Tom Hebert’s “Congress should dismantle multibillion-dollar trial lawyer grift” (web, Feb. 21) brought to mind a live TV news interview I watched about 30 years ago. Doctors in Miami were on strike, refusing to provide emergency room duty at city hospitals as a protest against the high malpractice insurance rates they were being required to pay.

Interviewing the president of the local doctors union, the reporter asked if it was true that the malpractice insurance rates were so high because there was a small group of doctors that was constantly being sued by their patients, affecting the rates of all doctors. When the doctor said yes, the reporter asked why the union didn’t take action to have the offending doctors’ licenses suspended. The union president said they tried, but the same lawyers who sued the doctors for malpractice protected them from being suspended.

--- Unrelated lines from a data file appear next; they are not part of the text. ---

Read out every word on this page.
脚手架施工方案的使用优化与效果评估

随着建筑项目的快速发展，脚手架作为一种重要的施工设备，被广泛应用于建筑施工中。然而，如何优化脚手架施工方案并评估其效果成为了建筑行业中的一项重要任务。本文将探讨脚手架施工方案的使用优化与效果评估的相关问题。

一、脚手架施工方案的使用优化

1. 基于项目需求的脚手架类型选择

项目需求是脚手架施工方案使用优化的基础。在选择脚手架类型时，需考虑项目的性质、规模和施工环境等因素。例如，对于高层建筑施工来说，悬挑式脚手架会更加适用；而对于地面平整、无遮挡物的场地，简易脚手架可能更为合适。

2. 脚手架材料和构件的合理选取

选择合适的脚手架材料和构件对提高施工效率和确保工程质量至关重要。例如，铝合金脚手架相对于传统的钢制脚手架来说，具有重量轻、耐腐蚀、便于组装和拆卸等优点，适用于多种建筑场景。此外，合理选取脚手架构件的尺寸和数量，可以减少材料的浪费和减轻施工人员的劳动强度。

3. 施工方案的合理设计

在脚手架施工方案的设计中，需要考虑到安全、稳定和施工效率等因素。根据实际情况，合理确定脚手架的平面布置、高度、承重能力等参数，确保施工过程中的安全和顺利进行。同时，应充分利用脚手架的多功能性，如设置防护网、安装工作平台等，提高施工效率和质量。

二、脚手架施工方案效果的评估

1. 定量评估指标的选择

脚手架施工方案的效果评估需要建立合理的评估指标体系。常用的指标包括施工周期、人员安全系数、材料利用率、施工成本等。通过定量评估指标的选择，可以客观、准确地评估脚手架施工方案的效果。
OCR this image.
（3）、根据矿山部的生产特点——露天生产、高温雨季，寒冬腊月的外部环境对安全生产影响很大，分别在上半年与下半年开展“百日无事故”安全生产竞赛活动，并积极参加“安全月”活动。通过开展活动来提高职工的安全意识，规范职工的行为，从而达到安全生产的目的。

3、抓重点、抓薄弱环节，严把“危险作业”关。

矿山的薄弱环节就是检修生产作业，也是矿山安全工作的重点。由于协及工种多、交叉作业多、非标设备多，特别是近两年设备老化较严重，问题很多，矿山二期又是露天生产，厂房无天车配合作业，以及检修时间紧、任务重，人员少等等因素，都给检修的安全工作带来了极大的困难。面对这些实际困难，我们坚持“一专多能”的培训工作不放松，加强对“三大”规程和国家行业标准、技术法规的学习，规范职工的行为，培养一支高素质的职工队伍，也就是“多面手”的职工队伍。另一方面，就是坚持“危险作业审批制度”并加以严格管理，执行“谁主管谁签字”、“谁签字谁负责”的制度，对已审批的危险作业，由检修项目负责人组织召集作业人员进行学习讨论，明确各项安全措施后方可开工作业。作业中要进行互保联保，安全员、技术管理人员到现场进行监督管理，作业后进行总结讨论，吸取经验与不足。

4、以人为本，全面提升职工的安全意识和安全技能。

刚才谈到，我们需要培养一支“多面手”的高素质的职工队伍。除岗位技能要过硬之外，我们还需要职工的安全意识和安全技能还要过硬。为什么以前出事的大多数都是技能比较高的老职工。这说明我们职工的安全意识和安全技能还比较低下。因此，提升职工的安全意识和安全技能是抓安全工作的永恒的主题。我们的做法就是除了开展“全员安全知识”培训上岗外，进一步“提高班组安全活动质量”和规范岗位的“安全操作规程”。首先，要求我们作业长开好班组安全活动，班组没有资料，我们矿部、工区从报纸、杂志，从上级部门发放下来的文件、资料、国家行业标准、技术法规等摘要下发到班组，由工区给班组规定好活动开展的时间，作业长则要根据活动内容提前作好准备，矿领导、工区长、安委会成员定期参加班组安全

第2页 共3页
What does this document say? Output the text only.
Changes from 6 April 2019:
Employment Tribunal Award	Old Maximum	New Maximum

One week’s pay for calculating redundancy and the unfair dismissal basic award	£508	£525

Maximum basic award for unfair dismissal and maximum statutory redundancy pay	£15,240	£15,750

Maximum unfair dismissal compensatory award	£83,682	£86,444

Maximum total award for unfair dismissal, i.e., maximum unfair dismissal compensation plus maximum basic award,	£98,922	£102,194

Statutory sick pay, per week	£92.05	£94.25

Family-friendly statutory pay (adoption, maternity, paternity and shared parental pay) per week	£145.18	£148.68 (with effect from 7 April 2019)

I’ve never seen reference to that interview since, and it’s a pity. Almost all civilized countries have “loser pays” laws, requiring the loser to pay the winner’s legal costs in litigation action. These laws have been extremely effective at reducing the kind of grift Mr. Hebert cites in his op-ed, for obvious reasons (i.e., plaintiffs aren’t nearly as quick to join in if they have financial risk).



But every time someone in Congress tries to initiate a bill to make such a law, the American Bar Association blocks it by claiming that it would discriminate against poor people. Wake up, America.